Time Period3 Months [change]
DirectionMoves Against 
StrengthVery Weak
Accuracy100.0%
ValuesDaily Returns

KwikClick  vs.  Domo Inc

 Performance 
       Timeline  
KwikClick 

Risk-Adjusted Performance

0 of 100

 
Weak
 
Strong
Very Weak
Over the last 90 days KwikClick has generated negative risk-adjusted returns adding no value to investors with long positions. Despite unfluctuating performance in the last few months, the Stock's forward indicators remain quite persistent which may send shares a bit higher in December 2024. The latest mess may also be a sign of long-standing up-swing for the company institutional investors.
Domo Inc 

Risk-Adjusted Performance

10 of 100

 
Weak
 
Strong
OK
Compared to the overall equity markets, risk-adjusted returns on investments in Domo Inc are ranked lower than 10 (%) of all global equities and portfolios over the last 90 days.
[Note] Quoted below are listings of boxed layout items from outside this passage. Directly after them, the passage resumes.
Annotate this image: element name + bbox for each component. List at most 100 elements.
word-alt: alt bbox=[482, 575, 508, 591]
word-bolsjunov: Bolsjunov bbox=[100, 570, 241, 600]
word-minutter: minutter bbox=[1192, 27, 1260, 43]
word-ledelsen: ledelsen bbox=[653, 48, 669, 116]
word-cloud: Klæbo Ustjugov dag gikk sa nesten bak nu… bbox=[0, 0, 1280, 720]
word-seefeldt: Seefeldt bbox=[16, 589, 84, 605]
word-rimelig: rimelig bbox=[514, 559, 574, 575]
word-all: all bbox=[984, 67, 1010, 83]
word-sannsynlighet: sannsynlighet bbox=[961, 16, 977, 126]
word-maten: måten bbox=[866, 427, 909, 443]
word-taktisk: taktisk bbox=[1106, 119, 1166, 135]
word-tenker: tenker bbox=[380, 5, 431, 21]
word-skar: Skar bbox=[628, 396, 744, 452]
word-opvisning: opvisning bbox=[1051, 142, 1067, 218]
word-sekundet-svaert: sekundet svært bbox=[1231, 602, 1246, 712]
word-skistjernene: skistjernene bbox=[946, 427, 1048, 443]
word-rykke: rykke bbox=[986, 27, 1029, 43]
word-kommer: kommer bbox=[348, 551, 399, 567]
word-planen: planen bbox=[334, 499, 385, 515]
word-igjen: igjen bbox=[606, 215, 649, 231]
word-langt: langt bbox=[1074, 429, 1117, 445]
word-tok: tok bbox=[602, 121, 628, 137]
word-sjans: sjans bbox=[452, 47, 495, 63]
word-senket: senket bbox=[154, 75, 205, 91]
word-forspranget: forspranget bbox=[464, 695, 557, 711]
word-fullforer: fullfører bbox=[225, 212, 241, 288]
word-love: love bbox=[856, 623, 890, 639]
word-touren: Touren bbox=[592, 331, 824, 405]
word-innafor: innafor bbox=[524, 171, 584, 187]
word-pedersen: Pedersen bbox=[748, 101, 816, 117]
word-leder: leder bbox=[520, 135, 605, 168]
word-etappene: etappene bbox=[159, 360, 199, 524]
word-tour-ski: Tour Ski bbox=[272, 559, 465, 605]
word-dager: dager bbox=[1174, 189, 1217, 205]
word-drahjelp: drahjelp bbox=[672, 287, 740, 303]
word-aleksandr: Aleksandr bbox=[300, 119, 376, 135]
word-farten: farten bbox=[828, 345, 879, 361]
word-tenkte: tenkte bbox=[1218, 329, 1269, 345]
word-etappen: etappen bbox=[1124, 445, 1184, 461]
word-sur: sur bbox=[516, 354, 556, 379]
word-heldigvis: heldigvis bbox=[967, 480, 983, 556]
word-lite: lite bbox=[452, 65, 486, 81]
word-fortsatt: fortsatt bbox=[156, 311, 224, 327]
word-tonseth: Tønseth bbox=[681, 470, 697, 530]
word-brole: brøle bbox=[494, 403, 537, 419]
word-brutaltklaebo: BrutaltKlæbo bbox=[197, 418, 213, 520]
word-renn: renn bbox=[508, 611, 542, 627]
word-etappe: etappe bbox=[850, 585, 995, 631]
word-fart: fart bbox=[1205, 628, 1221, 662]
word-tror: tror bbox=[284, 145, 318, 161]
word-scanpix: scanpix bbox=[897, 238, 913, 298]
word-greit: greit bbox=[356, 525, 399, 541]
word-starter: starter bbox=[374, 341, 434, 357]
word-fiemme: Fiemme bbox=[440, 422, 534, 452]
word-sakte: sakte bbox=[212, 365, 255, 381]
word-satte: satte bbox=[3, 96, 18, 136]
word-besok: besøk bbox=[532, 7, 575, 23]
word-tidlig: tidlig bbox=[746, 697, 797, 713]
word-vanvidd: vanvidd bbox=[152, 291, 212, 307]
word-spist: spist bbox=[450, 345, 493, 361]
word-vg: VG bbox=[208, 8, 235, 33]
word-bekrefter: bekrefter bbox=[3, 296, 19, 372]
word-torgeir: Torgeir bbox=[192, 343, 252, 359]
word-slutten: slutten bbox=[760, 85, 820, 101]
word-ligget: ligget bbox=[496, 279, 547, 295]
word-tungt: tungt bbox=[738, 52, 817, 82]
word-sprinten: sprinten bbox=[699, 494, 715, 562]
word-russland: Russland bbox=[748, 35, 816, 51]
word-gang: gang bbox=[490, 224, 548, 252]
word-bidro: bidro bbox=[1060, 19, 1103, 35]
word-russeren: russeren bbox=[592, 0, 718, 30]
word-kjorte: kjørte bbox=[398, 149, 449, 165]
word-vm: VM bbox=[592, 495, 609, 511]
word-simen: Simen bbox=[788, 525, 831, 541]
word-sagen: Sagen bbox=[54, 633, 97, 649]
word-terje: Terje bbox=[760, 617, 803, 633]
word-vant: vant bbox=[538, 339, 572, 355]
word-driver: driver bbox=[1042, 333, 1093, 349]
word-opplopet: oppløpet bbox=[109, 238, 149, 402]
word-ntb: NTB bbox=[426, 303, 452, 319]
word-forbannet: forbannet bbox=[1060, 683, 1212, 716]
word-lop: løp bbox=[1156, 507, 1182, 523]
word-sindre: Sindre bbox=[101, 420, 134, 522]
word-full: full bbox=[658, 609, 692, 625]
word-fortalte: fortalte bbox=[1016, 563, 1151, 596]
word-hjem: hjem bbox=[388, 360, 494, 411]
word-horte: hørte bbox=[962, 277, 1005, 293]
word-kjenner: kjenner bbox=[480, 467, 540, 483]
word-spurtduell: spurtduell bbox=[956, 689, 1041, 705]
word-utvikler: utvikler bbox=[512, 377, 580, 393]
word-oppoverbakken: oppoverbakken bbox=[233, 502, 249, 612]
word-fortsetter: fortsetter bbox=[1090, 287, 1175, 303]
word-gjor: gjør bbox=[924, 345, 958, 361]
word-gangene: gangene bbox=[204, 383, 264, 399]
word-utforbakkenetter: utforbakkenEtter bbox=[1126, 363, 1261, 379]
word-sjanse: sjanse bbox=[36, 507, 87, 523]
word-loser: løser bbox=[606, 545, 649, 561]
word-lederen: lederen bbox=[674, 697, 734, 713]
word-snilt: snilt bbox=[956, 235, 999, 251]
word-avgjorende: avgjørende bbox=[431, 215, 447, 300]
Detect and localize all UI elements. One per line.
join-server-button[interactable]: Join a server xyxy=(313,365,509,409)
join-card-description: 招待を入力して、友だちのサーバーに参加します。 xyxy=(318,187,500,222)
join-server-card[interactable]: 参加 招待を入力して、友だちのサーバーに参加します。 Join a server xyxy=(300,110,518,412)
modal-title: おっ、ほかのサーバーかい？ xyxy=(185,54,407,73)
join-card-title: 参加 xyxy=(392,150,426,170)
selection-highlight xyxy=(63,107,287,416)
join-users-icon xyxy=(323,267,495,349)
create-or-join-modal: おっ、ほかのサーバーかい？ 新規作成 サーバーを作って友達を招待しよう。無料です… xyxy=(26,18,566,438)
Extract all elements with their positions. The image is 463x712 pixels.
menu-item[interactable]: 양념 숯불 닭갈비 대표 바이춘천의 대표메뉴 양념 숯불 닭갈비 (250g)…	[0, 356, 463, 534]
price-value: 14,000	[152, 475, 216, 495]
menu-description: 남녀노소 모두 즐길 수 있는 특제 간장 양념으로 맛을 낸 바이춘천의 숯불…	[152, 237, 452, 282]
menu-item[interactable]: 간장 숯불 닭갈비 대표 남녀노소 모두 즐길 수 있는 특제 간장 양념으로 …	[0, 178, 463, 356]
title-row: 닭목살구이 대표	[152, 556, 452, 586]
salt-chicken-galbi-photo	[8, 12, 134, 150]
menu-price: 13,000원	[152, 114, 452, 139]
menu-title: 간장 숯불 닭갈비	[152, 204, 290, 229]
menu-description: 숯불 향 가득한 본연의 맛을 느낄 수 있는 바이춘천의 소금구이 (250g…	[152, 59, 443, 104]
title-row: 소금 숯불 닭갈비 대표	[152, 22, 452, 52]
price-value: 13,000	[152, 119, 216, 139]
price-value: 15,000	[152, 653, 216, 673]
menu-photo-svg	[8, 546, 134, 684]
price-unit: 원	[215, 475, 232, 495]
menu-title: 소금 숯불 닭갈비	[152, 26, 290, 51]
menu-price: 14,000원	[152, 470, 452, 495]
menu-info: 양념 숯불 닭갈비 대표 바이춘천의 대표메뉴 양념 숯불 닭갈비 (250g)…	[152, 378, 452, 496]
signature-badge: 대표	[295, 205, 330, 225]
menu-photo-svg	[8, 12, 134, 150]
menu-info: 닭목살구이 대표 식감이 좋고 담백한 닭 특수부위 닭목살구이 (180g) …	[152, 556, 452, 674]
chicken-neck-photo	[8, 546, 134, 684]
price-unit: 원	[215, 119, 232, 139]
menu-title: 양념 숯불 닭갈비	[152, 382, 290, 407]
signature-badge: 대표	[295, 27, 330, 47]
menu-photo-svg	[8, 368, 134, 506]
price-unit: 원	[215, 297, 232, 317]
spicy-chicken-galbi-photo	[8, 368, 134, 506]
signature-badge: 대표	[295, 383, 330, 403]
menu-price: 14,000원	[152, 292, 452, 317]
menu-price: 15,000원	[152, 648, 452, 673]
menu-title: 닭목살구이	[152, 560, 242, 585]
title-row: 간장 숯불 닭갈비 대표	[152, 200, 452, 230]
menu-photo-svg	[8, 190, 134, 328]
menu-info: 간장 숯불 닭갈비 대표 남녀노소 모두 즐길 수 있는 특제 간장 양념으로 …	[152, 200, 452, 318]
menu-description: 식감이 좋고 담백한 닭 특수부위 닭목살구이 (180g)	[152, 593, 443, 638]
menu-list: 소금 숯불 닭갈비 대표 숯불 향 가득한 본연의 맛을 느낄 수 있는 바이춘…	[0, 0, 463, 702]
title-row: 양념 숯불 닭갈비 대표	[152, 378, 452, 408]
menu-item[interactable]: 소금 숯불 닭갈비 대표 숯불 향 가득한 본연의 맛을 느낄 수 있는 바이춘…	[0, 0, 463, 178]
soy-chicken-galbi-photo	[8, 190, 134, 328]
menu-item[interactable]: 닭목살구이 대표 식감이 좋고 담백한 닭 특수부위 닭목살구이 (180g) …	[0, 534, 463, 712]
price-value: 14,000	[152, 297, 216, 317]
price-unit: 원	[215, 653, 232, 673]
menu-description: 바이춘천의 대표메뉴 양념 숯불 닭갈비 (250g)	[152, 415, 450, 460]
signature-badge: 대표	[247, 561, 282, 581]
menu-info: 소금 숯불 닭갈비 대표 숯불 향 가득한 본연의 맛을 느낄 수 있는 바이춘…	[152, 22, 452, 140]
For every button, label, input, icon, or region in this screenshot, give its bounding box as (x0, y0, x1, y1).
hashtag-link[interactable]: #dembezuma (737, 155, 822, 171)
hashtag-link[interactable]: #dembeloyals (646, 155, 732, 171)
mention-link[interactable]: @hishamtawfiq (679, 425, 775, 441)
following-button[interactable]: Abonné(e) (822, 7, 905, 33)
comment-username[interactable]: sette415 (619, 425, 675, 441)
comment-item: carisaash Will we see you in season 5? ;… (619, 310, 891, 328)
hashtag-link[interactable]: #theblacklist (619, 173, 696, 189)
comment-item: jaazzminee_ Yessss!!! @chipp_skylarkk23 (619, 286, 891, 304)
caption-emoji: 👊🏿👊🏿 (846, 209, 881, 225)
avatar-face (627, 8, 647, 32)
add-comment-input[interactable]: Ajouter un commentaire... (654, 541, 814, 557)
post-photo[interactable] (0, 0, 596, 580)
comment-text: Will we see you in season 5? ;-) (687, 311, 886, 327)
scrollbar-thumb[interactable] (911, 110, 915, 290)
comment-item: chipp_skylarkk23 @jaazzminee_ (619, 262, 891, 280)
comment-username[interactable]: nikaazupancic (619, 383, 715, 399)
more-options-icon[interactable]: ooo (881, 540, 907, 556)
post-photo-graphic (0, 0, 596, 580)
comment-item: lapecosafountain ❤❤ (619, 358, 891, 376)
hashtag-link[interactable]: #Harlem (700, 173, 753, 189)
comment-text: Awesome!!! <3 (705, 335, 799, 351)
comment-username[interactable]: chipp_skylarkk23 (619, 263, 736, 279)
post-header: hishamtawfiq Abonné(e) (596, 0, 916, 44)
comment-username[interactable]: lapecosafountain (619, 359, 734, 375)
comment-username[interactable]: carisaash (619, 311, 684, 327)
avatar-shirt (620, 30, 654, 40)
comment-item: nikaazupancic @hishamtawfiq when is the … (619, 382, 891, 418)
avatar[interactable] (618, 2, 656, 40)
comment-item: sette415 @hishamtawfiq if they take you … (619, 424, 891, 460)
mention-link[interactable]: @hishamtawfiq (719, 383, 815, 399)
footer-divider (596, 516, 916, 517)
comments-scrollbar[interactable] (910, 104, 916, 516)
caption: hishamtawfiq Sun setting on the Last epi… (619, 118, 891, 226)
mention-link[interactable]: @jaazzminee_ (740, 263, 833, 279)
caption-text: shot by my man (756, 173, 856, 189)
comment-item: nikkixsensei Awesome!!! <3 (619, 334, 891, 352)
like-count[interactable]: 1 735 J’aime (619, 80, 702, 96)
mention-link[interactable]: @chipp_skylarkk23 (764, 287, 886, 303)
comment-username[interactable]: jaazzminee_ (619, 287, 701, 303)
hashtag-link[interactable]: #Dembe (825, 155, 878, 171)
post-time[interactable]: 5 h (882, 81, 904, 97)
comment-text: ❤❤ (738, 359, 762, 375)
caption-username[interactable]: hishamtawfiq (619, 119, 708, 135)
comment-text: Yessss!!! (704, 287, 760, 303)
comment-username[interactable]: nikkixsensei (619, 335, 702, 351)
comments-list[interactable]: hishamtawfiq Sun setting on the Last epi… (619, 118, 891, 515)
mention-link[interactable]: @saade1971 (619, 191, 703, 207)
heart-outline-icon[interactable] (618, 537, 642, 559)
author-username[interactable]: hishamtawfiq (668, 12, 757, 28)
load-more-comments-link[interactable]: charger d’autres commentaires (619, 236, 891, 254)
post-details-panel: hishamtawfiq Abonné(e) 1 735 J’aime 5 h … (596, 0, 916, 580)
In spite of very uncertain primary indicators, Domo displayed solid returns over the last few months and may actually be approaching a breakup point.

KwikClick and Domo Volatility Contrast

   Predicted Return Density   
       Returns  

Pair Trading with KwikClick and Domo

The main advantage of trading using opposite KwikClick and Domo positions is that it hedges away some unsystematic risk. Because of two separate transactions, even if KwikClick position performs unexpectedly, Domo can make up some of the losses. Pair trading also minimizes risk from directional movements in the market. For example, if an entire industry or sector drops because of unexpected headlines, the short position in Domo will offset losses from the drop in Domo's long position.
The idea behind KwikClick and Domo Inc pairs trading is to make the combined position market-neutral, meaning the overall market's direction will not affect its win or loss (or potential downside or upside). This can be achieved by designing a pairs trade with two highly correlated stocks or equities that operate in a similar space or sector, making it possible to obtain profits through simple and relatively low-risk investment.
Check out your portfolio center.
Note that this page's information should be used as a complementary analysis to find the right mix of equity instruments to add to your existing portfolios or create a brand new portfolio. You can also try the Technical Analysis module to check basic technical indicators and analysis based on most latest market data.